🤖 AI Summary
Existing world models for language-guided robotic manipulation suffer from high computational overhead, limited generalization, and insufficient semantic understanding. This paper introduces a novel world model specifically designed for language-guided manipulation, which—uniquely—integrates object-centric slot attention representations with language-conditioned state prediction, abandoning the conventional video-generation paradigm in favor of direct future-state prediction in latent space conditioned on natural language instructions. The method employs end-to-end visuo-linguo-motor joint training to enable efficient object perception and manipulation semantics modeling. Experiments demonstrate that, compared to diffusion-based generative models, our approach achieves a 3.2× speedup in inference, reduces parameter count by 67%, improves action prediction accuracy by 19.5%, and significantly enhances sample efficiency, computational efficiency, cross-task generalization, and language–action alignment fidelity.
📝 Abstract
A world model is essential for an agent to predict the future and plan in domains such as autonomous driving and robotics. To achieve this, recent advancements have focused on video generation, which has gained significant attention due to the impressive success of diffusion models. However, these models require substantial computational resources. To address these challenges, we propose a world model leveraging object-centric representation space using slot attention, guided by language instructions. Our model perceives the current state as an object-centric representation and predicts future states in this representation space conditioned on natural language instructions. This approach results in a more compact and computationally efficient model compared to diffusion-based generative alternatives.
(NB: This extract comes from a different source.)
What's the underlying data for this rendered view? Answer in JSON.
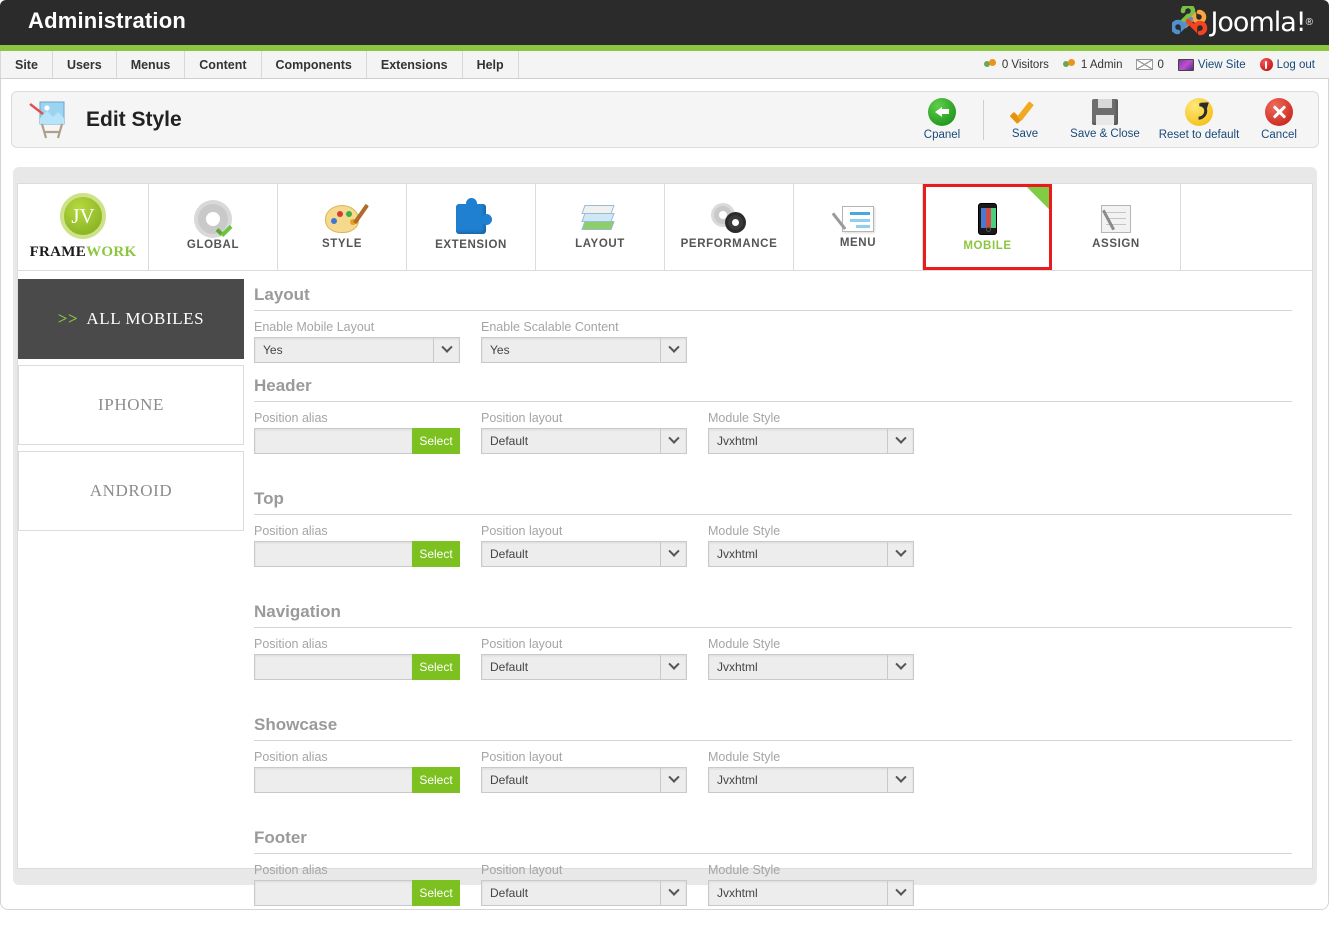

Furthermore, it flexibly predicts future states based on language instructions, and offers a significant advantage in manipulation tasks where object recognition is crucial. In this paper, we demonstrate that our latent predictive world model surpasses generative world models in visuo-linguo-motor control tasks, achieving superior sample and computation efficiency. We also investigate the generalization performance of the proposed method and explore various strategies for predicting actions using object-centric representations.